Mehrgenerationenhaus soll an der Ludlstraße entstehen

An der Ludlstraße soll das Wohnprojekt verwirklicht werden.

„Nebeneinander wohnen – Miteinander leben“. Unter diesem Motto plant die Evangelisch-Freikirchliche Gemeinde (EFG) Großhadern ein neues Mehrgenerationenhaus.

In Kooperation mit der städtischen Wohnungsbaugesellschaft Gewofag soll im Neubaugebiet an der Ludlstraße (Kleinhadern) in einem der Gebäude eine generationsübergreifende Hausgemeinschaft Platz finden.

„Zur Verwirklichung dieses Zieles ist bezahlbarer Wohn- und Lebensraum nötig, der auch mit seiner Architektur das Miteinander möglich macht“, erklärt Christian Reinhold, einer der Initiatoren des Projekts. So wird es nicht nur 19 Wohneinheiten für Familien, Ehepaare und Alleinstehende jeden Alters geben. Geplant ist auch ein gemeinsames „Wohnzimmer“, also ein Gemeinschaftsraum für Begegnungen. Die Mietkosten dieses Raumes sollen auf alle Mietparteien umgelegt werden.

Doch dieses Konzept bereitet den Initiatoren nun Kopfzerbrechen. Schließlich sollen in einen Teil der Wohnungen einkommensschwächere, finanziell geförderte Münchner einziehen. Der geplante Gemeinschaftsraum unterliegt allerdings keiner Sozialförderung, wie Reinhold nun dem Haderner Bezirksausschuss erklärte. Die Folge: Die Wohnzimmerkosten würden für ärmere Mitmieter zur argen Belastung werden.

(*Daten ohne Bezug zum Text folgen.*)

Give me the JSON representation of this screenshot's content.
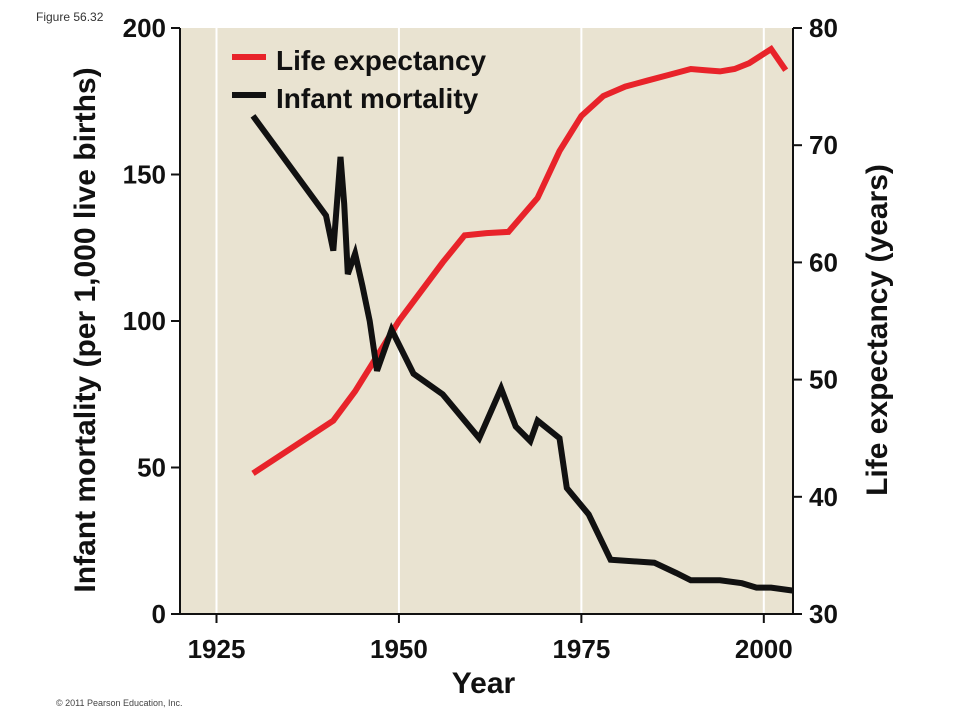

Deshalb bat Reinhold den Bezirksausschuss im Namen des Trägers um Schützenhilfe. Es gebe noch kein vergleichbares Modell in München, weshalb man hier einen Präzedenzfall schaffen müsse. Denkbar wäre es, den rund 100 Quadratmeter großen Raum als Sonderfläche auszuweisen, um ihn mit einem niedrigeren Mietzins belegen zu können. Reinhold bat den Bezirksausschuss darum, dieses Anliegen zu unterstützen und ein entsprechendes Schreiben an die städtische Gewofag zu senden. Müsste man den normalen Mietpreis von etwa 14 Euro pro Quadratmeter veranschlagen, sei nämlich das ganze Konzept gefährdet. Die Haderner Lokalpolitiker sagten dies einstimmig zu. Renate Unterberg (Grünen): „Der Gemeinschaftsraum ist doch der Kern des Ganzen.“

Das Interesse an dem Projekt ist laut Reinhold schon jetzt groß. Obwohl frühestens im Herbst 2019 mit der Fertigstellung gerechnet werden kann, „liegen schon jetzt etliche Anfragen vor“. Auch deshalb wird es in den Räumen der Evangelisch-Freikirchlichen Gemeinde (Großhaderner Straße 15) am Samstag, 4. November, ab 16 Uhr eine erste Informationsveranstaltung für Interessierte geben.